Twitter seems to be having trouble keeping leadership and rumors abound of changes that will turn it into something non-Twitter. But in a recent commentary in The New Republic, Navneet Alang argues that while Twitter the company may go away, Twitter the practice will remain, engrained as it is in our culture. I felt a little better.
Alang begins the essay with this observation, “The tech press is obsessed with calling things dead.” I’m not sure it’s just the tech press; everyone seems a bit obsessed with what our networked digital world is going to kill.*
Face to face universities have been dying for a long time now: killed off by online education and MOOCs. But in his reflection on a recent higher ed conference, Joshua Kim suggests that there is a disconnect between the narrative of dying and what is actually happening on the ground. There are challenges, he says, but there are also innovations that are making higher ed better than ever:
The multitude of small innovations and experiments within our colleges and universities seldom get attention. An active learning classroom redesign here – a new program for first generation students there – these initiatives seldom cohere into a larger narrative.But all these small innovations add up.

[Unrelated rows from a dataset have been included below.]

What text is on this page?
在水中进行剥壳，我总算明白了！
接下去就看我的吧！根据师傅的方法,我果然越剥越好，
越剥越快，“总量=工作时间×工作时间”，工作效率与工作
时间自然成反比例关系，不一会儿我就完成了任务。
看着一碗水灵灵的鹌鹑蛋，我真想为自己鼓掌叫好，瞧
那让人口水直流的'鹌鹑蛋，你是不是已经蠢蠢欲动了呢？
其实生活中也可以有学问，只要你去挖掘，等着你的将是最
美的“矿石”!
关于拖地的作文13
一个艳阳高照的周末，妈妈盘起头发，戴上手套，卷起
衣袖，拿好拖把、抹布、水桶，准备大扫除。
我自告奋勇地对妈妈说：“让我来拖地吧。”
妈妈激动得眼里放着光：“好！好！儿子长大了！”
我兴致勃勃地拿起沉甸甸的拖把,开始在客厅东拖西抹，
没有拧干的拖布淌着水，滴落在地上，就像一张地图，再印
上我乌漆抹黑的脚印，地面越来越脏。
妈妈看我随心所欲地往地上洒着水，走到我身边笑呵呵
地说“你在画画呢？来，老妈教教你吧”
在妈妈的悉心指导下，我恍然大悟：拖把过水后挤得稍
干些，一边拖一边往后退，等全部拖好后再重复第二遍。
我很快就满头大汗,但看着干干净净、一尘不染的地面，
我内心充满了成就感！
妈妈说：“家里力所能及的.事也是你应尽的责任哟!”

I’m getting a similar sense of a disconnected narrative from the reading and research I’ve been doing around libraries. Who needs a library in the age of Google? John Palfrey works on answering that question in his book BiblioTECH: Why Libraries Matter More Than Ever in the Age of Google and I’ve been having a blast exploring all the examples of library innovations that he describes. I spent more time than I’d like to admit listening to the Wyoming Toad, just one of the fascinating items that can be found through the Digital Public Library of America interface.
And physical libraries are also innovating, changing to meet the demands of their particular constituents. From makerspaces to computer classes to seed lending, libraries, like higher ed, are pushing back against the narrative of their demise.
*A quick thank you to Jon Becker for sharing this article via Diigo.